Kalter Krieg, Mord und Neubelebung des Kultes

Am 28. September 1944 wurde Bandera aus Sachsenhausen entlassen, weil die Nationalsozialisten nach erheblichen Niederlagen Osteuropäer für den Kampf gegen die Rote Armee mobilisieren wollten. Bandera wirkte daran mit, verließ jedoch im Februar 1945 mit seiner Familie Berlin und versteckte sich in den folgenden Monaten in Österreich und Süddeutschland. Kurz nach dem Ende des Kriegs baute er mit Unterstützung des amerikanischen und britischen Geheimdienstes ein OUN-Zentrum in München auf. Die CIA, der MI6 und später auch der Bundesnachrichtendienst arbeiteten mit ihm zusammen. Sie finanzierten seine Organisation, schützten ihn und seine Familie vor dem sowjetischen KGB und bildeten seine Anhänger aus, die sie als Spione in die sowjetische Westukraine schickten, um dort Kontakt zum ukrainischen Untergrund aufzubauen. Doch weitere Konflikte innerhalb der OUN, auch wegen Banderas radikaler Ansichten und andauernder Begeisterung für den Faschismus, schwächten die Bewegung. In den frühen 1950er Jahren verspielte er das Vertrauen zuerst der CIA und anschließend auch des MI6, die lieber Mykola Lebed und dessen Anhänger innerhalb der OUN unterstützten. Einzig der Bundesnachrichtendienst distanzierte sich nicht von ihm und arbeitete weiterhin mit Bandera zusammen, bis dieser am 15. Oktober 1959 in München durch den jungen westukrainischen KGB-Agenten Bohdan Staschinskyj ermordet wurde.

Der Mord an Bandera, der erst aufgeklärt werden konnte, nachdem der Attentäter sich im August 1961 der Westberliner Polizei gestellt hatte, belebte den Kult um seine Person erneut.

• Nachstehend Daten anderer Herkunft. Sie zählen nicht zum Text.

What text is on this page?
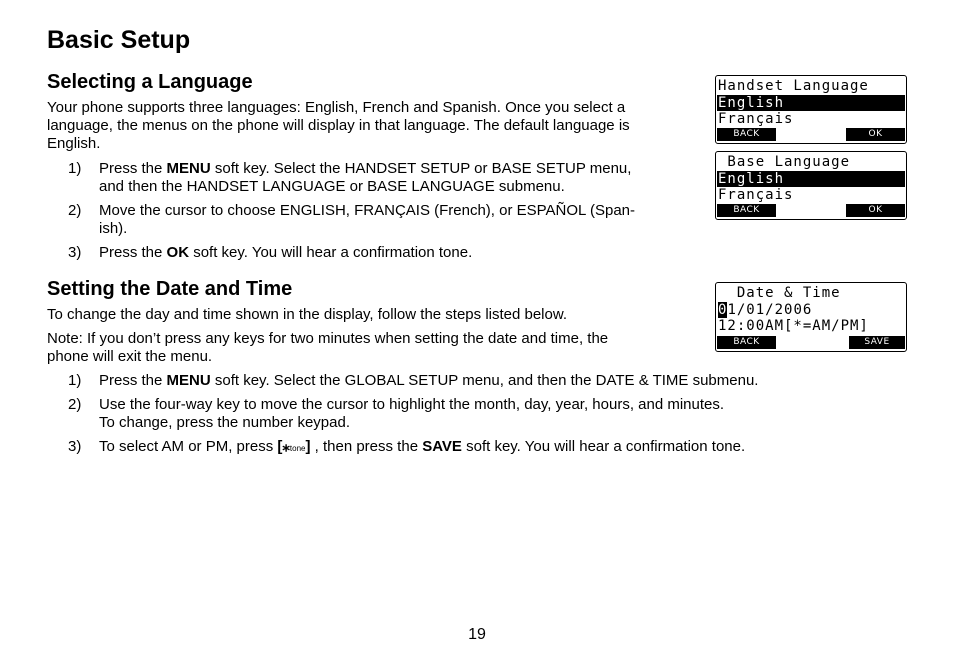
Basic Setup
Selecting a Language

Your phone supports three languages: English, French and Spanish. Once you select a
language, the menus on the phone will display in that language. The default language is
English.

1) Press the MENU soft key. Select the HANDSET SETUP or BASE SETUP menu, and then the HANDSET LANGUAGE or BASE LANGUAGE submenu.
2) Move the cursor to choose ENGLISH, FRANÇAIS (French), or ESPAÑOL (Span- ish).
3) Press the OK soft key. You will hear a confirmation tone.
Setting the Date and Time

To change the day and time shown in the display, follow the steps listed below.

Note: If you don’t press any keys for two minutes when setting the date and time, the
phone will exit the menu.

1) Press the MENU soft key. Select the GLOBAL SETUP menu, and then the DATE & TIME submenu.
2) Use the four-way key to move the cursor to highlight the month, day, year, hours, and minutes. To change, press the number keypad.
3) To select AM or PM, press [⁎tone] , then press the SAVE soft key. You will hear a confirmation tone.
Handset Language
English
Français
BACK	OK
Base Language
English
Français
BACK	OK
Date & Time
01/01/2006
12:00AM[*=AM/PM]
BACK	SAVE
19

Mehrere Tausend seiner Verehrer hatten die Westukraine im Sommer 1944 mit den Deutschen verlassen und sich nach dem Krieg in Nordamerika, Großbritannien und auch Westdeutschland niedergelassen. Für sie wurde Bandera zum Märtyrer, der wie ein Held im Kampf um die Freiheit seines Landes gefallen war. Dem Kult um seine Person setzte die Sowjetunion ihre eigene Propaganda entgegen. Ihr zufolge hätten die ukrainischen Nationalisten die Sowjetunion verraten und wären moralisch und politisch sogar schlimmer als die Nationalsozialisten gewesen, weil sie nach dem Sieg der Roten Armee ihre Landsleute in der Westukraine bis in die frühen 1950er Jahre hinein noch terrorisiert hätten. Bandera ist in diesem Diskurs zum Symbol des Verrats und der Massenmorde an sowjetischen Bürgern geworden. Die Bezeichnung banderiwzi wurde unter anderem benutzt, um gegen Dissidenten vorzugehen. Bandera wurde für die Diaspora zur Identifikationsfigur eines antisowjetischen Nationalhelden, der sein Leben für eine freie Ukraine gegeben hatte.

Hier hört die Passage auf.